Keep in mind cannabis remains Schedule 1 until the above process plays out – that is, until sometime in 2026 at the earliest. That means cannabis was Schedule 1 for all of 2025 – which means 280E applies.
As some tax experts recently noted in Bloomberg Law, the Internal Revenue Service has generally never allowed retroactive amendments to prior year returns based on changes in the law. (Think about it this way: marijuana legalization has allowed certain past offenses expunged but only because of accompanying changes in the law allowing for expungements; Congress could in theory also allow past 280E bills wiped out, but seems unlikely to do so.)
“That’s the official position of the IRS,” Gillette noted.
However, that doesn’t mean some enterprising cannabis operators won’t push the issue anyway and file amended returns for past years and/or 2025 returns claiming immunity. But that means spoiling for a fight.
“Everything can be argued by a lawyer,” Gillette noted.
What does this mean for the hemp THC ban?
Very little, at least directly.
Thanks to the spending bill Trump signed into law last month to end the record-long government shutdown, the federal definition of hemp will change in November 2026. When it does, nearly all of the products keeping the $28.3 billion U.S. hemp sector afloat become illegal – at least under federal law. Many states still have hemp regulations that remain unchanged regardless of what the feds do – and exactly what they can do, if they do anything at all, is far from clear.
(If that sounds familiar, it should: That’s the status quo for state-regulated cannabis.)
Nothing in Trump’s executive order changes this, either on the state or the federal level. However, the order does direct top White House officials to “work with the Congress to update the statutory definition of final hemp-derived cannabinoid products to allow Americans to benefit from access to appropriate full-spectrum CBD products while preserving the Congress’s intent to restrict the sale of products that pose serious health risks.”
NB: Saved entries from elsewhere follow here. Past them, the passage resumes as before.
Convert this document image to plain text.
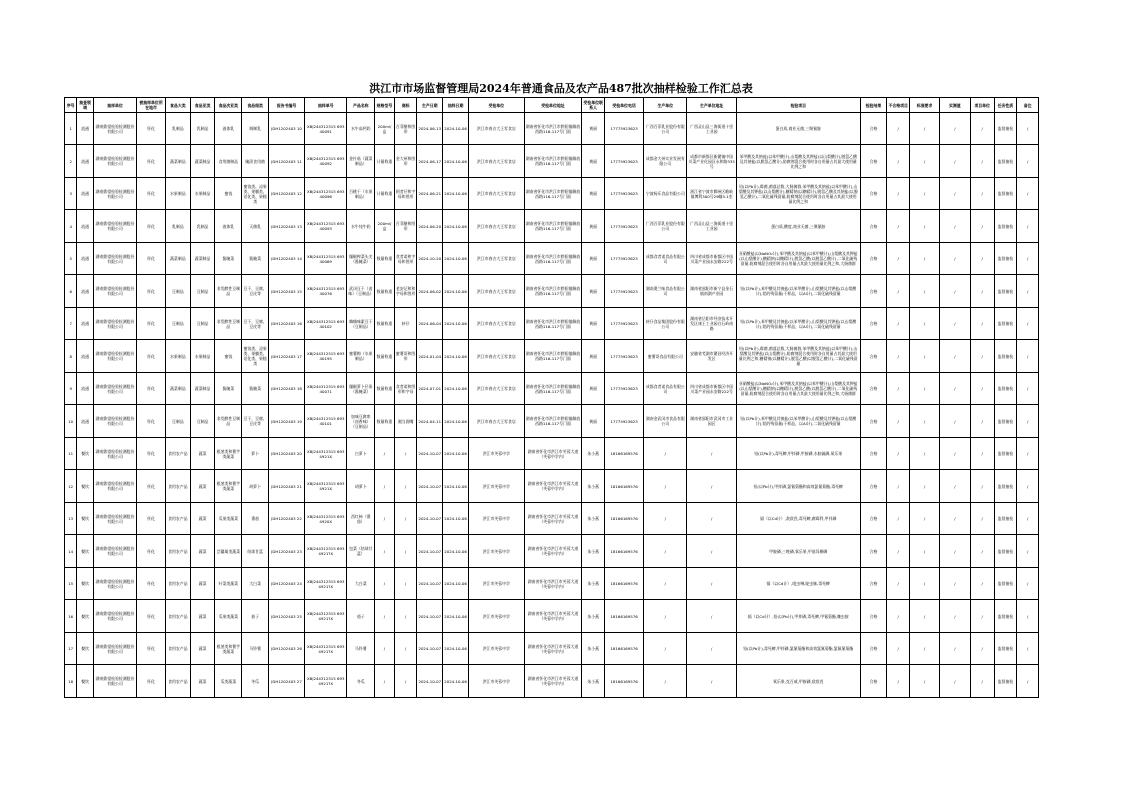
洪江市市场监督管理局2024年普通食品及农产品487批次抽样检验工作汇总表
序号	抽查领域	抽样单位	被抽样单位所在地市	食品大类	食品亚类	食品次亚类	食品细类	报告书编号	抽样单号	产品名称	规格型号	商标	生产日期	抽样日期	受检单位	受检单位地址	受检单位联系人	受检单位电话	生产单位	生产单位地址	检验项目	检验结果	不合格项目	标准要求	实测值	项目单位	任务性质	备注
1	流通	湖南鼎望检验检测股份有限公司	怀化	乳制品	乳制品	液体乳	调制乳	JDH1202403 10	XBJ244312515 69340091	水牛高钙奶	200ml/盒	百菲酪和图形	2024-06-13	2024-10-06	洪江市春吉大王零食店	湖南省怀化市洪江市黔阳镇解放西路116-117号门面	黄丽	17775923623	广西百菲乳业股份有限公司	广西灵山县三海街道十里工业园	蛋白质,商业无菌,三聚氰胺	合格	/	/	/	/	监督抽检	/
2	流通	湖南鼎望检验检测股份有限公司	怀化	蔬菜制品	蔬菜制品	食用菌制品	腌渍食用菌	JDH1202403 11	XBJ244312515 69340092	金针菇（蔬菜制品）	计量称重	金大州和图形	2024-06-17	2024-10-06	洪江市春吉大王零食店	湖南省怀化市洪江市黔阳镇解放西路116-117号门面	黄丽	17775923623	成都金大州实业发展有限公司	成都市新都区新繁镇中国川菜产业化园区永和路335号	苯甲酸及其钠盐(以苯甲酸计),山梨酸及其钾盐(以山梨酸计),脱氢乙酸及其钠盐(以脱氢乙酸计),防腐剂混合使用时各自用量占其最大使用量比例之和	合格	/	/	/	/	监督抽检	/
3	流通	湖南鼎望检验检测股份有限公司	怀化	水果制品	水果制品	蜜饯	蜜饯类、凉果类、果脯类、话化类、果糕类	JDH1202403 12	XBJ244312515 69340096	百桃干（水果制品）	计量称重	阿者仔和字母和图形	2024-06-21	2024-10-06	洪江市春吉大王零食店	湖南省怀化市洪江市黔阳镇解放西路116-117号门面	黄丽	17775923623	宁波杨乐食品有限公司	浙江省宁波市鄞州区瞻岐镇博利300号29幢5-1室	铅(以Pb计),霉菌,菌落总数,大肠菌群,苯甲酸及其钠盐(以苯甲酸计),山梨酸及其钾盐(以山梨酸计),糖精钠(以糖精计),脱氢乙酸及其钠盐(以脱氢乙酸计),二氧化硫残留量,防腐剂混合使用时各自用量占其最大使用量比例之和	合格	/	/	/	/	监督抽检	/
4	流通	湖南鼎望检验检测股份有限公司	怀化	乳制品	乳制品	液体乳	灭菌乳	JDH1202403 13	XBJ244312515 69340093	水牛纯牛奶	200ml/盒	百菲酪和图形	2024-06-20	2024-10-06	洪江市春吉大王零食店	湖南省怀化市洪江市黔阳镇解放西路116-117号门面	黄丽	17775923623	广西百菲乳业股份有限公司	广西灵山县三海街道十里工业园	蛋白质,酸度,商业无菌,三聚氰胺	合格	/	/	/	/	监督抽检	/
5	流通	湖南鼎望检验检测股份有限公司	怀化	蔬菜制品	蔬菜制品	酱腌菜	酱腌菜	JDH1202403 14	XBJ244312515 69340069	爆椒榨菜头尖（酱腌菜）	数量称重	食者诺和字母和图形	2024-10-20	2024-10-06	洪江市春吉大王零食店	湖南省怀化市洪江市黔阳镇解放西路116-117号门面	黄丽	17775923623	成都食者诺食品有限公司	四川省成都市新都区中国川菜产业园永安路222号	亚硝酸盐(以NaNO₂计),苯甲酸及其钠盐(以苯甲酸计),山梨酸及其钾盐(以山梨酸计),糖精钠(以糖精计),脱氢乙酸(以脱氢乙酸计),二氧化硫残留量,防腐剂混合使用时各自用量占其最大使用量比例之和,大肠菌群	合格	/	/	/	/	监督抽检	/
6	流通	湖南鼎望检验检测股份有限公司	怀化	豆制品	豆制品	非发酵性豆制品	豆干、豆腐、豆皮等	JDH1202403 15	XBJ244312515 69340076	武冈豆干（卤味）（豆制品）	数量称重	老安记和和字母和图形	2024-06-02	2024-10-06	洪江市春吉大王零食店	湖南省怀化市洪江市黔阳镇解放西路116-117号门面	黄丽	17775923623	湖南奥兰味食品有限公司	湖南省邵阳市新宁县金石镇南湖产业园	铅(以Pb计),苯甲酸及其钠盐(以苯甲酸计),山梨酸及其钾盐(以山梨酸计),铝的残留量(干样品，以Al计),二氧化硫残留量	合格	/	/	/	/	监督抽检	/
7	流通	湖南鼎望检验检测股份有限公司	怀化	豆制品	豆制品	非发酵性豆制品	豆干、豆腐、豆皮等	JDH1202403 16	XBJ244312515 69340102	嗨嗨味素豆干（豆制品）	数量称重	转仔	2024-06-04	2024-10-06	洪江市春吉大王零食店	湖南省怀化市洪江市黔阳镇解放西路116-117号门面	黄丽	17775923623	转仔食品集团股份有限公司	湖南省岳阳市经济技术开发区康王工业园白石岭南路	铅(以Pb计),苯甲酸及其钠盐(以苯甲酸计),山梨酸及其钾盐(以山梨酸计),铝的残留量(干样品，以Al计),二氧化硫残留量	合格	/	/	/	/	监督抽检	/
8	流通	湖南鼎望检验检测股份有限公司	怀化	水果制品	水果制品	蜜饯	蜜饯类、凉果类、果脯类、话化类、果糕类	JDH1202403 17	XBJ244312515 69340195	蜜薯梅（水果制品）	数量称重	蜜薯哥和图形	2024-01-04	2024-10-06	洪江市春吉大王零食店	湖南省怀化市洪江市黔阳镇解放西路116-117号门面	黄丽	17775923623	蜜薯哥食品有限公司	安徽省芜湖市繁昌经济开发区	铅(以Pb计),霉菌,菌落总数,大肠菌群,苯甲酸及其钠盐(以苯甲酸计),山梨酸及其钾盐(以山梨酸计),防腐剂混合使用时各自用量占其最大使用量比例之和,糖精钠(以糖精计),脱氢乙酸(以脱氢乙酸计),二氧化硫残留量	合格	/	/	/	/	监督抽检	/
9	流通	湖南鼎望检验检测股份有限公司	怀化	蔬菜制品	蔬菜制品	酱腌菜	酱腌菜	JDH1202403 18	XBJ244312515 69340071	爆椒萝卜仔条（酱腌菜）	数量称重	食者诺和图形和字母	2024-07-01	2024-10-06	洪江市春吉大王零食店	湖南省怀化市洪江市黔阳镇解放西路116-117号门面	黄丽	17775923623	成都食者诺食品有限公司	四川省成都市新都区中国川菜产业园永安路222号	亚硝酸盐(以NaNO₂计),苯甲酸及其钠盐(以苯甲酸计),山梨酸及其钾盐(以山梨酸计),糖精钠(以糖精计),脱氢乙酸(以脱氢乙酸计),二氧化硫残留量,防腐剂混合使用时各自用量占其最大使用量比例之和,大肠菌群	合格	/	/	/	/	监督抽检	/
10	流通	湖南鼎望检验检测股份有限公司	怀化	豆制品	豆制品	非发酵性豆制品	豆干、豆腐、豆皮等	JDH1202403 19	XBJ244312515 69340101	加味豆腐串（卤香味）（豆制品）	数量称重	湘当润嘴	2024-04-11	2024-10-06	洪江市春吉大王零食店	湖南省怀化市洪江市黔阳镇解放西路116-117号门面	黄丽	17775923623	湖南金武冈市食品有限公司	湖南省邵阳市武冈市工业园区	铅(以Pb计),苯甲酸及其钠盐(以苯甲酸计),山梨酸及其钾盐(以山梨酸计),铝的残留量(干样品，以Al计),二氧化硫残留量	合格	/	/	/	/	监督抽检	/
11	餐饮	湖南鼎望检验检测股份有限公司	怀化	食用农产品	蔬菜	根茎类和薯芋类蔬菜	萝卜	JDH1202403 20	XBJ244312515 6934921X	白萝卜	/	/	2024-10-07	2024-10-06	洪江市芙蓉中学	湖南省怀化市洪江市芙蓉大道（芙蓉中学内）	朱小燕	18166169576	/	/	铅(以Pb计),毒死蜱,甲拌磷,甲胺磷,水胺硫磷,氧乐果	合格	/	/	/	/	监督抽检	/
12	餐饮	湖南鼎望检验检测股份有限公司	怀化	食用农产品	蔬菜	根茎类和薯芋类蔬菜	胡萝卜	JDH1202403 21	XBJ244312515 6934921X	胡萝卜	/	/	2024-10-07	2024-10-06	洪江市芙蓉中学	湖南省怀化市洪江市芙蓉大道（芙蓉中学内）	朱小燕	18166169576	/	/	铅(以Pb计),甲拌磷,氯氰菊酯和高效氯氰菊酯,毒死蜱	合格	/	/	/	/	监督抽检	/
13	餐饮	湖南鼎望检验检测股份有限公司	怀化	食用农产品	蔬菜	瓜果类蔬菜	番茄	JDH1202403 22	XBJ244312515 6934920X	西红柿（番茄）	/	/	2024-10-07	2024-10-06	洪江市芙蓉中学	湖南省怀化市洪江市芙蓉大道（芙蓉中学内）	朱小燕	18166169576	/	/	镉（以Cd计）,敌敌畏,毒死蜱,腐霉利,甲拌磷	合格	/	/	/	/	监督抽检	/
14	餐饮	湖南鼎望检验检测股份有限公司	怀化	食用农产品	蔬菜	芸薹属类蔬菜	结球甘蓝	JDH1202403 23	XBJ244312515 6934921?X	包菜（结球甘蓝）	/	/	2024-10-07	2024-10-06	洪江市芙蓉中学	湖南省怀化市洪江市芙蓉大道（芙蓉中学内）	朱小燕	18166169576	/	/	甲胺磷,三唑磷,氧乐果,甲基异柳磷	合格	/	/	/	/	监督抽检	/
15	餐饮	湖南鼎望检验检测股份有限公司	怀化	食用农产品	蔬菜	叶菜类蔬菜	大白菜	JDH1202403 24	XBJ244312515 6934921?X	大白菜	/	/	2024-10-07	2024-10-06	洪江市芙蓉中学	湖南省怀化市洪江市芙蓉大道（芙蓉中学内）	朱小燕	18166169576	/	/	镉（以Cd计）,吡虫啉,啶虫脒,毒死蜱	合格	/	/	/	/	监督抽检	/
16	餐饮	湖南鼎望检验检测股份有限公司	怀化	食用农产品	蔬菜	瓜果类蔬菜	茄子	JDH1202403 25	XBJ244312515 6934921?X	茄子	/	/	2024-10-07	2024-10-06	洪江市芙蓉中学	湖南省怀化市洪江市芙蓉大道（芙蓉中学内）	朱小燕	18166169576	/	/	镉（以Cd计）,铅(以Pb计),甲拌磷,毒死蜱,甲氰菊酯,噻虫胺	合格	/	/	/	/	监督抽检	/
17	餐饮	湖南鼎望检验检测股份有限公司	怀化	食用农产品	蔬菜	根茎类和薯芋类蔬菜	马铃薯	JDH1202403 26	XBJ244312515 6934921?X	马铃薯	/	/	2024-10-07	2024-10-06	洪江市芙蓉中学	湖南省怀化市洪江市芙蓉大道（芙蓉中学内）	朱小燕	18166169576	/	/	铅(以Pb计),毒死蜱,甲拌磷,氯氰菊酯和高效氯氰菊酯,氯氟氰菊酯	合格	/	/	/	/	监督抽检	/
18	餐饮	湖南鼎望检验检测股份有限公司	怀化	食用农产品	蔬菜	瓜类蔬菜	冬瓜	JDH1202403 27	XBJ244312515 6934921?X	冬瓜	/	/	2024-10-07	2024-10-06	洪江市芙蓉中学	湖南省怀化市洪江市芙蓉大道（芙蓉中学内）	朱小燕	18166169576	/	/	氧乐果,克百威,甲胺磷,敌敌畏	合格	/	/	/	/	监督抽检	/
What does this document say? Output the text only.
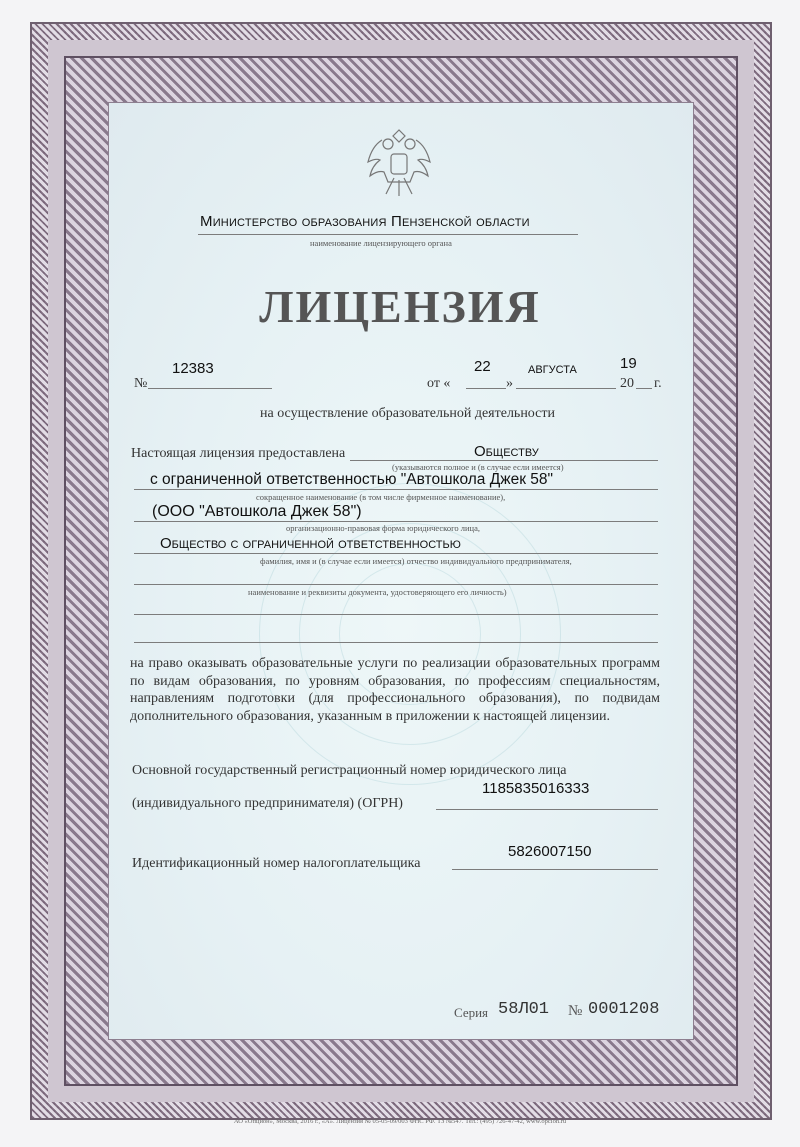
Министерство образования Пензенской области
наименование лицензирующего органа
ЛИЦЕНЗИЯ
№
12383
от «
22
»
августа
20
19
г.
на осуществление образовательной деятельности
Настоящая лицензия предоставлена	Обществу
(указываются полное и (в случае если имеется)
с ограниченной ответственностью "Автошкола Джек 58"
сокращенное наименование (в том числе фирменное наименование),
(ООО "Автошкола Джек 58")
организационно-правовая форма юридического лица,
Общество с ограниченной ответственностью
фамилия, имя и (в случае если имеется) отчество индивидуального предпринимателя,
наименование и реквизиты документа, удостоверяющего его личность)
на право оказывать образовательные услуги по реализации образовательных программ по видам образования, по уровням образования, по профессиям специальностям, направлениям подготовки (для профессионального образования), по подвидам дополнительного образования, указанным в приложении к настоящей лицензии.
Основной государственный регистрационный номер юридического лица
(индивидуального предпринимателя) (ОГРН)
1185835016333
Идентификационный номер налогоплательщика
5826007150
Серия 58Л01 № 0001208
АО «Опцион», Москва, 2016 г., «А». Лицензия № 05-05-09/003 ФНС РФ. ТЗ №547. Тел.: (495) 726-47-42, www.opcion.ru
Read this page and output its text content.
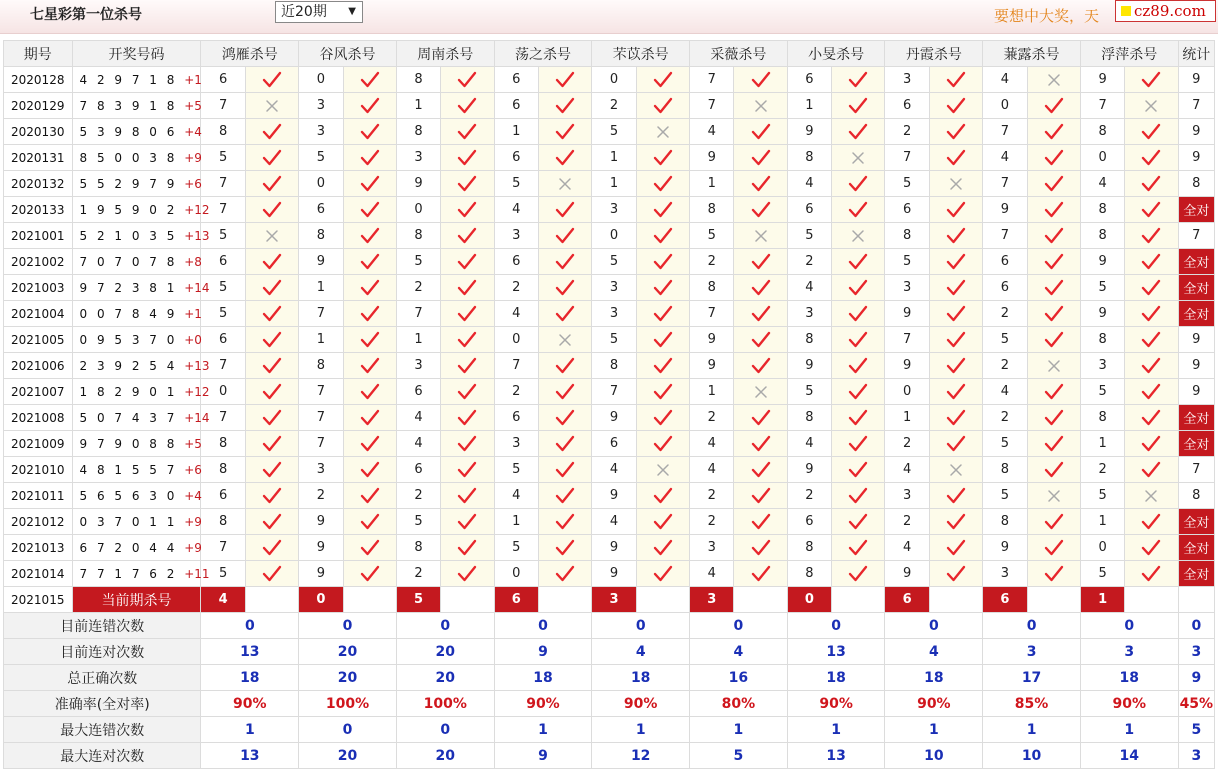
七星彩第一位杀号	近20期 ▼	要想中大奖，天	cz89.com
期号	开奖号码	鸿雁杀号		谷风杀号		周南杀号		荡之杀号		芣苡杀号		采薇杀号		小旻杀号		丹霞杀号		蒹露杀号		浮萍杀号		统计
2020128	4 2 9 7 1 8 +1	6		0		8		6		0		7		6		3		4		9		9
2020129	7 8 3 9 1 8 +5	7		3		1		6		2		7		1		6		0		7		7
2020130	5 3 9 8 0 6 +4	8		3		8		1		5		4		9		2		7		8		9
2020131	8 5 0 0 3 8 +9	5		5		3		6		1		9		8		7		4		0		9
2020132	5 5 2 9 7 9 +6	7		0		9		5		1		1		4		5		7		4		8
2020133	1 9 5 9 0 2 +12	7		6		0		4		3		8		6		6		9		8		全对
2021001	5 2 1 0 3 5 +13	5		8		8		3		0		5		5		8		7		8		7
2021002	7 0 7 0 7 8 +8	6		9		5		6		5		2		2		5		6		9		全对
2021003	9 7 2 3 8 1 +14	5		1		2		2		3		8		4		3		6		5		全对
2021004	0 0 7 8 4 9 +1	5		7		7		4		3		7		3		9		2		9		全对
2021005	0 9 5 3 7 0 +0	6		1		1		0		5		9		8		7		5		8		9
2021006	2 3 9 2 5 4 +13	7		8		3		7		8		9		9		9		2		3		9
2021007	1 8 2 9 0 1 +12	0		7		6		2		7		1		5		0		4		5		9
2021008	5 0 7 4 3 7 +14	7		7		4		6		9		2		8		1		2		8		全对
2021009	9 7 9 0 8 8 +5	8		7		4		3		6		4		4		2		5		1		全对
2021010	4 8 1 5 5 7 +6	8		3		6		5		4		4		9		4		8		2		7
2021011	5 6 5 6 3 0 +4	6		2		2		4		9		2		2		3		5		5		8
2021012	0 3 7 0 1 1 +9	8		9		5		1		4		2		6		2		8		1		全对
2021013	6 7 2 0 4 4 +9	7		9		8		5		9		3		8		4		9		0		全对
2021014	7 7 1 7 6 2 +11	5		9		2		0		9		4		8		9		3		5		全对
2021015	当前期杀号	4		0		5		6		3		3		0		6		6		1		
目前连错次数		0		0		0		0		0		0		0		0		0		0		0
目前连对次数		13		20		20		9		4		4		13		4		3		3		3
总正确次数		18		20		20		18		18		16		18		18		17		18		9
准确率(全对率)		90%		100%		100%		90%		90%		80%		90%		90%		85%		90%		45%
最大连错次数		1		0		0		1		1		1		1		1		1		1		5
最大连对次数		13		20		20		9		12		5		13		10		10		14		3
Keep in mind that Mehmet Oz, the director of the Centers for Medicaid Services, promised that senior citizens in the U.S. could see up to $500 in annual reimbursements for CBD products by April. It will be hard for them to have any products to reimburse if they can’t get anything – and the hemp industry has said that the limit, set to go into effect next year, of no more than 0.4 milligrams of THC per container of finished product is unworkable.
Trump’s EO puts the executive and legislative branches on notice to revisit the hemp question. Presidential encouragement is likely to encourage action, but it does not guarantee it.
For hemp-derived THC beverages to enjoy federal protections or for full-spectrum CBD products to stay on the market, Congress must act.
What else does this mean for existing cannabis businesses?
For now, that’s pretty much it.
It’s true that other Schedule 3 drugs, like Tylenol with codeine and anabolic steroids, are legally obtained only via prescription and only from valid pharmacies via the U.S. Food and Drug Administration approval process. It’s also true that botanical products, like cannabis flower, aren’t generally sold in pharmacies with a doctor’s note.
Few serious cannabis industry observers will tell you that the existing state-regulated dispensary/retail model is suddenly going to end or that cannabis somehow becomes more illegal when restrictions are relaxed. (That’s the whole point of relaxing restrictions – and cannabis was already Schedule 1, the strictest control available, and the feds didn’t shut it all down.)
More changes to federal law are almost certainly coming. Some could come as soon as 2026. But rescheduling isn’t meant to disrupt the existing industry, and by itself should not.